When I was just a boy, before the first bullets flew at Osan
and children waded through rubble to school, my father
always told me stories of how recruits metamorphosed
into iron soldiers. How they bore chests embellished by
medals and wore boots that gleamed under the moon. He
told me he knew a private who was just seventeen, a young
man with wide shoulders and a fire in his eyes. His parents
shipped him off to Osan to honor the family name. After four
weeks, the boy returned with sunken cheeks and cracked lips,
fingers corroded by ice. His parents showered him with Poppies
and spooned him ginseng until he’s bereft of small joys.

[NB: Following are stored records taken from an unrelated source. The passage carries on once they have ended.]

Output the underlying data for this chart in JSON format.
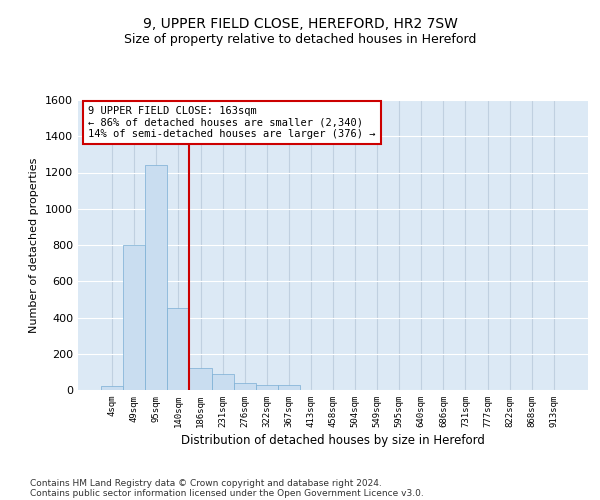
{
  "title": "9, UPPER FIELD CLOSE, HEREFORD, HR2 7SW",
  "subtitle": "Size of property relative to detached houses in Hereford",
  "xlabel": "Distribution of detached houses by size in Hereford",
  "ylabel": "Number of detached properties",
  "categories": [
    "4sqm",
    "49sqm",
    "95sqm",
    "140sqm",
    "186sqm",
    "231sqm",
    "276sqm",
    "322sqm",
    "367sqm",
    "413sqm",
    "458sqm",
    "504sqm",
    "549sqm",
    "595sqm",
    "640sqm",
    "686sqm",
    "731sqm",
    "777sqm",
    "822sqm",
    "868sqm",
    "913sqm"
  ],
  "values": [
    20,
    800,
    1240,
    450,
    120,
    90,
    40,
    30,
    30,
    0,
    0,
    0,
    0,
    0,
    0,
    0,
    0,
    0,
    0,
    0,
    0
  ],
  "bar_color": "#c9ddf0",
  "bar_edge_color": "#7aaed4",
  "vline_index": 3.5,
  "vline_color": "#cc0000",
  "annotation_text": "9 UPPER FIELD CLOSE: 163sqm\n← 86% of detached houses are smaller (2,340)\n14% of semi-detached houses are larger (376) →",
  "annotation_box_color": "#cc0000",
  "ylim": [
    0,
    1600
  ],
  "yticks": [
    0,
    200,
    400,
    600,
    800,
    1000,
    1200,
    1400,
    1600
  ],
  "grid_color": "#c8d8e8",
  "bg_color": "#dce9f5",
  "footnote_line1": "Contains HM Land Registry data © Crown copyright and database right 2024.",
  "footnote_line2": "Contains public sector information licensed under the Open Government Licence v3.0.",
  "title_fontsize": 10,
  "subtitle_fontsize": 9
}
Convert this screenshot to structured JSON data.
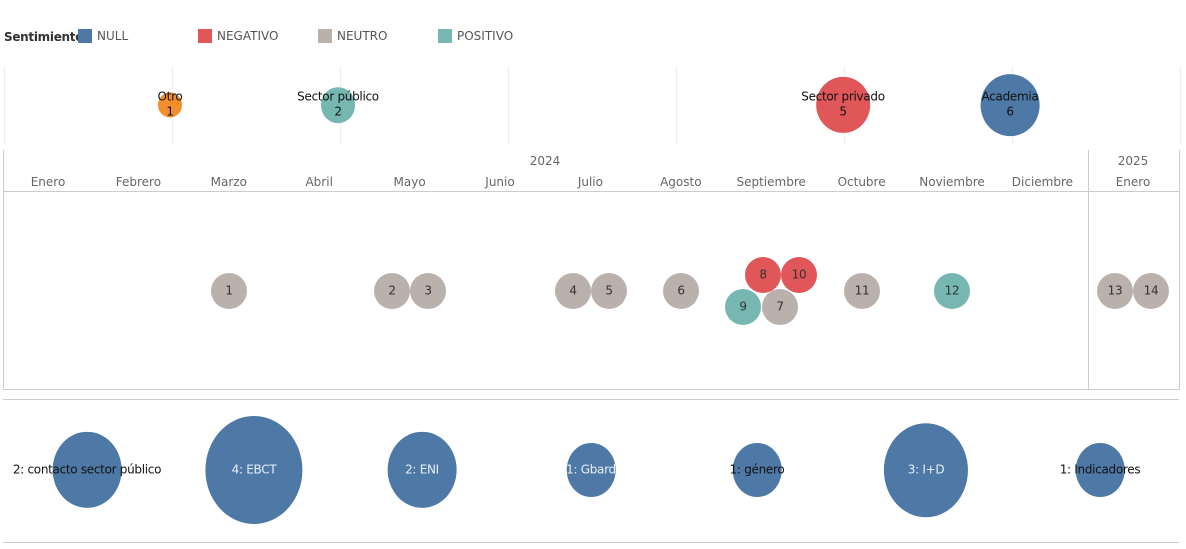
{
  "legend": {
    "title": "Sentimiento",
    "items": [
      {
        "label": "NULL",
        "color": "#4e79a7"
      },
      {
        "label": "NEGATIVO",
        "color": "#e15759"
      },
      {
        "label": "NEUTRO",
        "color": "#bab0ac"
      },
      {
        "label": "POSITIVO",
        "color": "#76b7b2"
      }
    ]
  },
  "chart_data": [
    {
      "type": "bubble",
      "points": [
        {
          "label": "Otro",
          "value": 1,
          "color": "#f28e2b"
        },
        {
          "label": "Sector público",
          "value": 2,
          "color": "#76b7b2"
        },
        {
          "label": "Sector privado",
          "value": 5,
          "color": "#e15759"
        },
        {
          "label": "Academia",
          "value": 6,
          "color": "#4e79a7"
        }
      ]
    },
    {
      "type": "scatter",
      "years": [
        {
          "label": "2024"
        },
        {
          "label": "2025"
        }
      ],
      "months_2024": [
        "Enero",
        "Febrero",
        "Marzo",
        "Abril",
        "Mayo",
        "Junio",
        "Julio",
        "Agosto",
        "Septiembre",
        "Octubre",
        "Noviembre",
        "Diciembre"
      ],
      "months_2025": [
        "Enero"
      ],
      "points": [
        {
          "id": "1",
          "year": 2024,
          "month": 3,
          "sentiment": "NEUTRO"
        },
        {
          "id": "2",
          "year": 2024,
          "month": 5,
          "sentiment": "NEUTRO"
        },
        {
          "id": "3",
          "year": 2024,
          "month": 5,
          "sentiment": "NEUTRO"
        },
        {
          "id": "4",
          "year": 2024,
          "month": 7,
          "sentiment": "NEUTRO"
        },
        {
          "id": "5",
          "year": 2024,
          "month": 7,
          "sentiment": "NEUTRO"
        },
        {
          "id": "6",
          "year": 2024,
          "month": 8,
          "sentiment": "NEUTRO"
        },
        {
          "id": "7",
          "year": 2024,
          "month": 9,
          "sentiment": "NEUTRO"
        },
        {
          "id": "8",
          "year": 2024,
          "month": 9,
          "sentiment": "NEGATIVO"
        },
        {
          "id": "9",
          "year": 2024,
          "month": 9,
          "sentiment": "POSITIVO"
        },
        {
          "id": "10",
          "year": 2024,
          "month": 9,
          "sentiment": "NEGATIVO"
        },
        {
          "id": "11",
          "year": 2024,
          "month": 10,
          "sentiment": "NEUTRO"
        },
        {
          "id": "12",
          "year": 2024,
          "month": 11,
          "sentiment": "POSITIVO"
        },
        {
          "id": "13",
          "year": 2025,
          "month": 1,
          "sentiment": "NEUTRO"
        },
        {
          "id": "14",
          "year": 2025,
          "month": 1,
          "sentiment": "NEUTRO"
        }
      ]
    },
    {
      "type": "bubble",
      "color": "#4e79a7",
      "points": [
        {
          "label": "2: contacto sector público",
          "value": 2
        },
        {
          "label": "4: EBCT",
          "value": 4
        },
        {
          "label": "2: ENI",
          "value": 2
        },
        {
          "label": "1: Gbard",
          "value": 1
        },
        {
          "label": "1: género",
          "value": 1
        },
        {
          "label": "3: I+D",
          "value": 3
        },
        {
          "label": "1: Indicadores",
          "value": 1
        }
      ]
    }
  ]
}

Months later, father and the boy would fight in the Battle of Seoul
where the boy’s corpse would return in a coffin of threads.
Sewn shut as the wood peeled away under December frost.
For a year, the village mourned with shards of ginseng.
The other parents drank themselves dry,
before sending in their sons.

*

Eric Pak is a 17-year-old Korean-American living in Thailand. He has lived in diverse countries around the world and aims to share his experiences through his writing. His works have previously been published in K’in Literary Journal, The Paper Crane Journal and The Cathartic Literary Magazine. In his free time, he likes running and eating enchiladas.